従来のオットーボックの筋電義手では、2つの筋電位センサーから得る電位の大きさで筋電義手の動きを制御しており、うまく使いこなすのが大変だった。具体的には、手首を反るように前腕に力を入れて、筋電位があるしきい値(A)以上になると義手が開き、さらに大きい力を加えて別のしきい値(B)を超えると手首の回転動作に切り替わる、といった制御である(図3、4)。ottobockの日本法人であるオットーボック・ジャパン(東京・港)義肢装具事業部の八幡済彦氏は、「筋電位がうまく測れないユーザーも多く、義手を開く動作と手首の回転動作を区別して制御するには、長期間の訓練が必要」という。

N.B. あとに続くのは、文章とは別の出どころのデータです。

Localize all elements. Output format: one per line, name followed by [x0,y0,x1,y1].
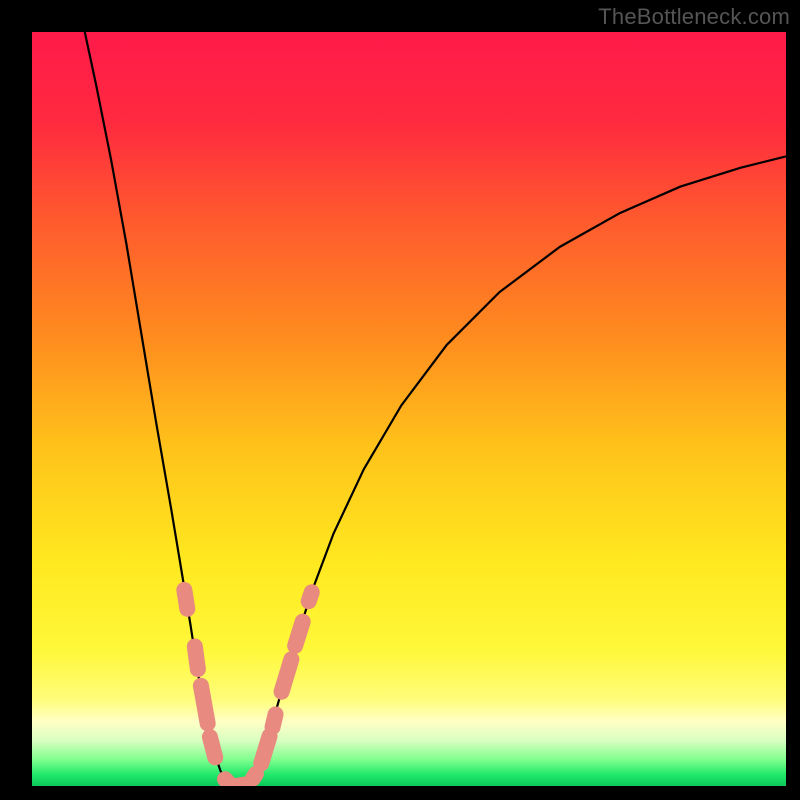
chart-container: TheBottleneck.com [0,0,800,800]
gradient-background [32,32,786,786]
watermark-text: TheBottleneck.com [598,4,790,30]
plot-area [32,32,786,786]
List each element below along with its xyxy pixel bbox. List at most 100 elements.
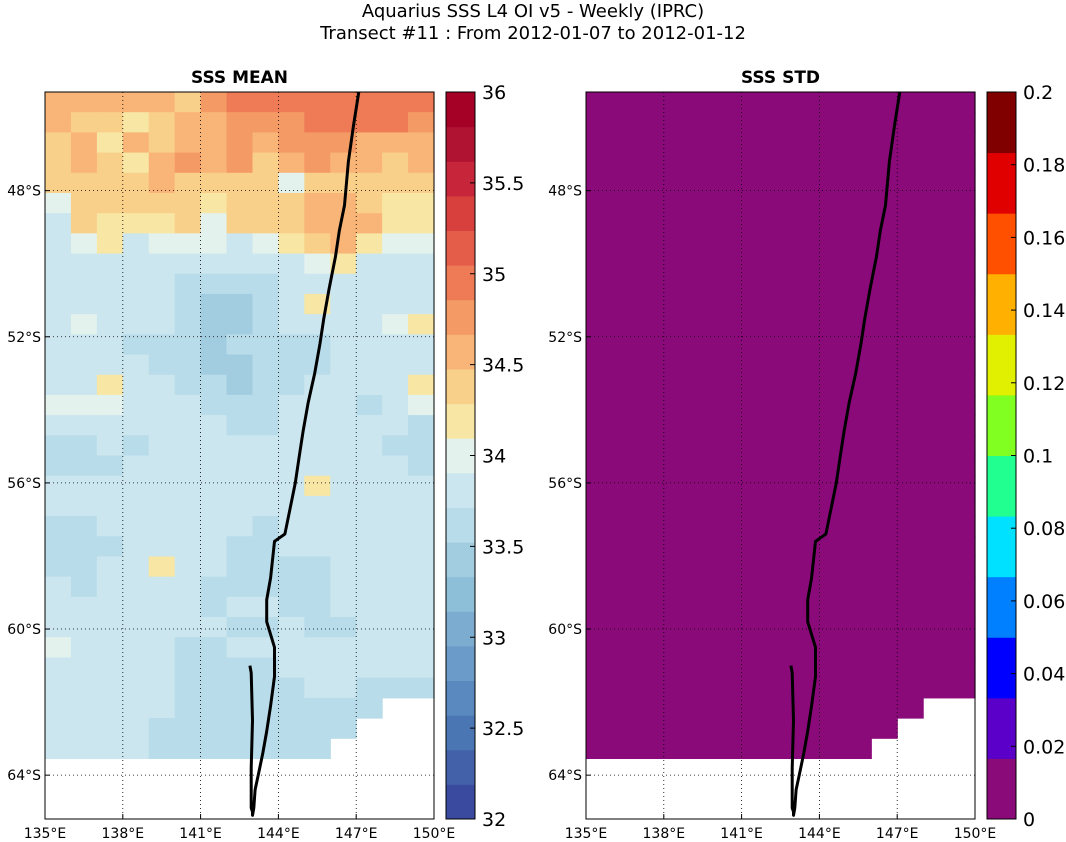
sss-std-cell bbox=[767, 596, 795, 618]
sss-mean-cell bbox=[356, 677, 383, 699]
sss-std-cell bbox=[715, 314, 743, 335]
sss-std-cell bbox=[741, 657, 769, 679]
colorbar-tick-label: 0.02 bbox=[1023, 736, 1065, 758]
sss-mean-cell bbox=[252, 354, 279, 376]
sss-mean-cell bbox=[226, 536, 254, 558]
sss-mean-cell bbox=[382, 233, 409, 255]
sss-std-cell bbox=[767, 657, 795, 679]
sss-mean-cell bbox=[382, 354, 409, 376]
sss-mean-cell bbox=[122, 435, 150, 457]
sss-std-cell bbox=[689, 435, 717, 457]
sss-std-cell bbox=[845, 556, 872, 578]
sss-mean-cell bbox=[382, 657, 409, 679]
sss-mean-cell bbox=[45, 374, 72, 396]
sss-std-cell bbox=[949, 394, 976, 416]
sss-mean-cell bbox=[278, 697, 305, 719]
sss-mean-cell bbox=[330, 596, 357, 618]
sss-std-cell bbox=[897, 455, 924, 477]
sss-mean-cell bbox=[96, 596, 124, 618]
colorbar-segment bbox=[446, 542, 475, 578]
sss-mean-cell bbox=[252, 657, 279, 679]
sss-std-cell bbox=[611, 495, 639, 517]
sss-std-cell bbox=[793, 172, 820, 194]
sss-mean-cell bbox=[174, 475, 202, 497]
sss-mean-cell bbox=[200, 697, 228, 719]
sss-std-cell bbox=[611, 475, 639, 497]
sss-mean-cell bbox=[226, 273, 254, 295]
sss-mean-cell bbox=[330, 152, 357, 174]
sss-std-cell bbox=[897, 334, 924, 356]
sss-std-cell bbox=[663, 617, 691, 638]
sss-mean-cell bbox=[96, 192, 124, 214]
sss-mean-cell bbox=[122, 536, 150, 558]
sss-mean-cell bbox=[382, 152, 409, 174]
sss-std-cell bbox=[923, 334, 950, 356]
sss-mean-cell bbox=[174, 516, 202, 537]
sss-std-cell bbox=[611, 374, 639, 396]
sss-mean-cell bbox=[252, 112, 279, 133]
sss-std-cell bbox=[741, 253, 769, 275]
sss-mean-cell bbox=[382, 172, 409, 194]
sss-std-cell bbox=[611, 435, 639, 457]
sss-std-cell bbox=[923, 536, 950, 558]
sss-std-cell bbox=[663, 273, 691, 295]
x-tick-label: 138°E bbox=[643, 826, 686, 842]
sss-std-cell bbox=[637, 172, 665, 194]
sss-std-cell bbox=[845, 576, 872, 598]
sss-std-cell bbox=[845, 657, 872, 679]
sss-mean-cell bbox=[200, 475, 228, 497]
sss-std-cell bbox=[897, 92, 924, 113]
sss-std-cell bbox=[767, 475, 795, 497]
sss-mean-cell bbox=[226, 718, 254, 739]
sss-mean-cell bbox=[382, 273, 409, 295]
sss-mean-cell bbox=[278, 637, 305, 659]
sss-std-cell bbox=[767, 415, 795, 436]
sss-std-cell bbox=[689, 637, 717, 659]
colorbar-tick-label: 33 bbox=[482, 627, 506, 649]
sss-std-cell bbox=[741, 334, 769, 356]
sss-std-cell bbox=[586, 415, 613, 436]
sss-std-cell bbox=[637, 112, 665, 133]
sss-mean-cell bbox=[122, 92, 150, 113]
sss-std-cell bbox=[663, 718, 691, 739]
sss-std-cell bbox=[663, 495, 691, 517]
sss-std-cell bbox=[689, 617, 717, 638]
colorbar-segment bbox=[987, 455, 1016, 517]
sss-std-cell bbox=[923, 596, 950, 618]
colorbar-segment bbox=[446, 611, 475, 647]
sss-std-cell bbox=[741, 697, 769, 719]
sss-std-cell bbox=[611, 273, 639, 295]
sss-std-cell bbox=[586, 637, 613, 659]
sss-mean-cell bbox=[278, 556, 305, 578]
sss-std-cell bbox=[715, 354, 743, 376]
colorbar-segment bbox=[987, 213, 1016, 275]
sss-std-cell bbox=[819, 637, 846, 659]
sss-mean-cell bbox=[122, 233, 150, 255]
sss-std-cell bbox=[897, 233, 924, 255]
sss-std-cell bbox=[767, 738, 795, 760]
sss-std-cell bbox=[715, 394, 743, 416]
sss-mean-cell bbox=[408, 92, 435, 113]
sss-mean-cell bbox=[252, 738, 279, 760]
sss-std-cell bbox=[689, 738, 717, 760]
sss-std-cell bbox=[611, 596, 639, 618]
sss-std-cell bbox=[663, 172, 691, 194]
sss-std-cell bbox=[715, 455, 743, 477]
colorbar-segment bbox=[987, 697, 1016, 759]
sss-mean-cell bbox=[304, 314, 331, 335]
sss-mean-cell bbox=[304, 112, 331, 133]
sss-mean-cell bbox=[200, 192, 228, 214]
sss-std-cell bbox=[689, 657, 717, 679]
sss-mean-cell bbox=[200, 738, 228, 760]
sss-std-cell bbox=[949, 314, 976, 335]
sss-std-cell bbox=[586, 435, 613, 457]
sss-mean-cell bbox=[200, 374, 228, 396]
sss-mean-cell bbox=[408, 516, 435, 537]
sss-mean-cell bbox=[148, 213, 176, 234]
sss-std-cell bbox=[611, 394, 639, 416]
sss-std-cell bbox=[819, 314, 846, 335]
sss-std-cell bbox=[949, 475, 976, 497]
sss-std-cell bbox=[586, 617, 613, 638]
sss-std-cell bbox=[767, 172, 795, 194]
sss-std-cell bbox=[819, 354, 846, 376]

マイオプラスを使えば「筋電義手を思い通りに動かすための訓練期間の大幅な短縮につながる」(同氏)。実際に記者が体験すると、新たなシステムにおいて筋電位のパターン登録は3分ほどで完了し、その後すぐに手の開閉、手首の回転の動作を実行できた。一方、従来方式では、開閉はすぐに実行できたが、手首の回転には不自然なほどの強い力が必要で、しばしばうまくいかなかった。

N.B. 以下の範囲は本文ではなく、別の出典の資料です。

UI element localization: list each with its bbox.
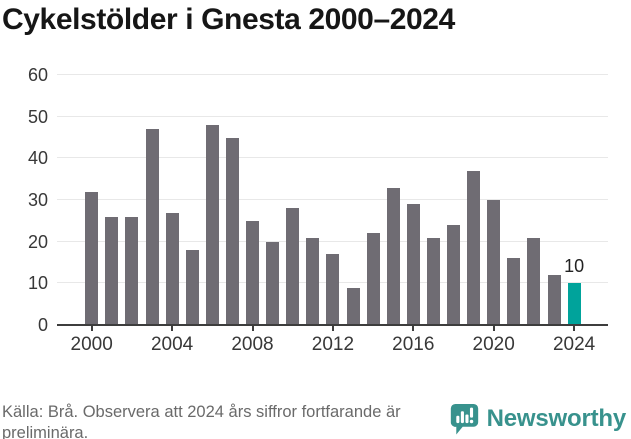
bar-2001 — [105, 216, 119, 325]
bar-2017 — [426, 237, 440, 325]
x-axis-tick — [251, 326, 254, 331]
bar-2003 — [145, 129, 159, 325]
y-axis-label: 50 — [27, 106, 48, 127]
y-axis-label: 20 — [27, 231, 48, 252]
bar-value-label: 10 — [564, 256, 585, 277]
x-axis-label: 2016 — [392, 334, 435, 355]
bar-2000 — [85, 191, 99, 325]
x-axis-label: 2020 — [472, 334, 515, 355]
bar-2019 — [467, 170, 481, 325]
bar-2023 — [547, 275, 561, 325]
gridline — [57, 157, 608, 159]
gridline — [57, 240, 608, 242]
newsworthy-logo: Newsworthy — [449, 401, 626, 437]
x-axis-label: 2000 — [70, 334, 113, 355]
x-axis-tick — [331, 326, 334, 331]
gridline — [57, 74, 608, 75]
x-axis-tick — [492, 326, 495, 331]
bar-2012 — [326, 254, 340, 325]
bar-chart-speech-bubble-icon — [449, 402, 480, 436]
newsworthy-wordmark: Newsworthy — [486, 405, 627, 432]
bar-2006 — [205, 125, 219, 325]
x-axis-tick — [573, 326, 576, 331]
bar-2008 — [246, 220, 259, 325]
x-axis-line — [57, 324, 608, 326]
y-axis-label: 40 — [27, 148, 48, 169]
x-axis-label: 2008 — [231, 334, 274, 355]
source-note: Källa: Brå. Observera att 2024 års siffr… — [2, 403, 401, 439]
x-axis-tick — [171, 326, 174, 331]
bar-2016 — [406, 204, 420, 325]
bar-2020 — [487, 200, 501, 325]
bar-2009 — [266, 241, 280, 325]
gridline — [57, 199, 608, 200]
plot-area — [57, 74, 608, 325]
y-axis-label: 10 — [27, 273, 48, 294]
x-axis-tick — [90, 326, 93, 331]
x-axis-label: 2004 — [150, 334, 194, 355]
bar-2018 — [447, 225, 460, 325]
bar-2005 — [185, 250, 199, 325]
x-axis-label: 2012 — [311, 334, 355, 355]
x-axis-tick — [412, 326, 415, 331]
chart-title: Cykelstölder i Gnesta 2000–2024 — [2, 3, 455, 36]
bar-2010 — [286, 208, 300, 325]
y-axis-label: 0 — [37, 315, 48, 335]
y-axis-label: 60 — [27, 65, 48, 85]
bar-2007 — [225, 137, 239, 325]
bar-2015 — [386, 187, 400, 325]
bar-2013 — [346, 287, 360, 325]
bar-2011 — [306, 237, 320, 325]
bar-2014 — [366, 233, 380, 325]
x-axis-label: 2024 — [552, 334, 596, 355]
gridline — [57, 115, 608, 117]
bar-2022 — [527, 237, 541, 325]
y-axis-label: 30 — [27, 190, 48, 210]
bar-2002 — [125, 216, 139, 325]
bar-2004 — [165, 212, 179, 325]
bar-2021 — [507, 258, 521, 325]
bar-2024 — [567, 283, 581, 325]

周波数分布に着目して動作意図を抽出「第3の手にもなり得る」
日本ではさらにきめ細かな制御が可能な筋電義手を目指して開発が進んでいる。
「特別な訓練を必要とせず、だれでも簡単に使いこなせるようになれば、義手としてだけではなく、『第3の手』のような、身体拡張への用途拡大も期待できる」――。こう話すのは、電気通信大学(以下、電通大)大学院情報理工学研究科特任助教の山野井佑介氏。同氏らは、5本の指を別々に動かせる筋電義手と、筋電位のパターン認識を活用した制御システムを開発し、厚労省の補装具等完成用部品の認定を得たと22年4月に発表した(図5)。

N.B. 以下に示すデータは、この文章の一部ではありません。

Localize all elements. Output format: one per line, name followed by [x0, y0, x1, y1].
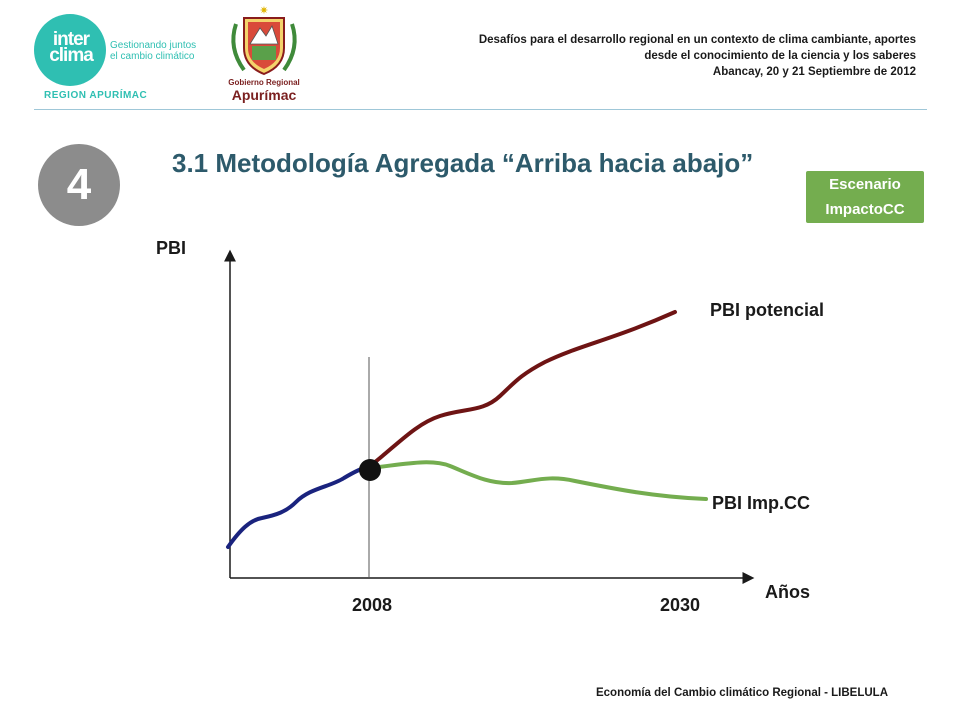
coat-of-arms-icon: ✷ [231, 5, 297, 76]
interclima-logo: inter clima Gestionando juntos el cambio… [34, 14, 196, 104]
x-tick-2030: 2030 [660, 595, 700, 615]
header-divider [34, 109, 927, 110]
conference-line-2: desde el conocimiento de la ciencia y lo… [644, 50, 916, 62]
x-tick-2008: 2008 [352, 595, 392, 615]
interclima-tagline: Gestionando juntos el cambio climático [110, 40, 197, 62]
interclima-logo-circle [34, 14, 106, 86]
series-pbi-impcc-line [368, 460, 708, 501]
scenario-badge-line2: ImpactoCC [825, 201, 905, 218]
scenario-badge-line1: Escenario [829, 176, 901, 193]
gobierno-line2: Apurímac [231, 87, 297, 103]
x-axis-label: Años [765, 582, 810, 602]
footer-text: Economía del Cambio climático Regional -… [595, 687, 888, 699]
legend-pbi-potencial: PBI potencial [710, 300, 824, 320]
interclima-logo-word: inter clima [49, 29, 94, 66]
series-pbi-potencial-line [368, 310, 677, 468]
slide-title: 3.1 Metodología Agregada “Arriba hacia a… [172, 148, 754, 178]
svg-text:✷: ✷ [259, 5, 268, 17]
scenario-badge: Escenario ImpactoCC [806, 171, 924, 223]
legend-pbi-impcc: PBI Imp.CC [712, 493, 810, 513]
y-axis-label: PBI [156, 238, 186, 258]
conference-line-3: Abancay, 20 y 21 Septiembre de 2012 [712, 66, 916, 78]
region-label: REGION APURÍMAC [44, 90, 148, 101]
conference-line-1: Desafíos para el desarrollo regional en … [478, 34, 916, 46]
branch-point-marker [359, 459, 381, 481]
gobierno-line1: Gobierno Regional [228, 78, 300, 87]
gobierno-regional-logo: ✷ Gobierno Regional Apurímac [222, 4, 306, 104]
conference-title: Desafíos para el desarrollo regional en … [356, 32, 916, 80]
step-number-badge: 4 [38, 144, 120, 226]
series-historical-line [226, 464, 372, 549]
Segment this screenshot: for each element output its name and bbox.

同氏らは、同じような筋肉への力の入れ方でも、人によって筋電位の周波数分布が変化する現象に着目(図6)。「周波数の分布を捉えると、ユーザーのより細かな動作意図を抽出できる」という。オットーボックのシステムでは、8つのセンサーから得た筋電位の大きさ(振幅)からパターン分類していたが、山野井氏らが開発した筋電義手では、複数のセンサーの電位だけでなく周波数分布も考慮することでより複雑な制御が可能になる。
複数のセンサーから得た筋電位の周波数分布を図7のようにレーダーチャートに描き、動作に応じたパターンを得る。これらのパターンを義手に学習させ、動作の際にどの学習パターンに近いかを判定する。
電通大の新たな制御システムでは、安静、握る、開く、内側に曲げる(手首掌屈)、外側に反る(手首背屈)、内側にひねる(手首回内)、外側にひねる(手首回外)、三指つまみの計8種類の動作に対して、85%の識別率(実験者が指示した動作を被験者がどの程度正しく達成できたかを示す割合)を得た(図8)。ただし、「85%の識別率では日常生活にまだ支障をきたす。識別率の向上は課題だが、現状でも動作の種類を4、5つに限定すれば識別率が上がり、実用化に十分なレベルに達する」(山野井氏)という。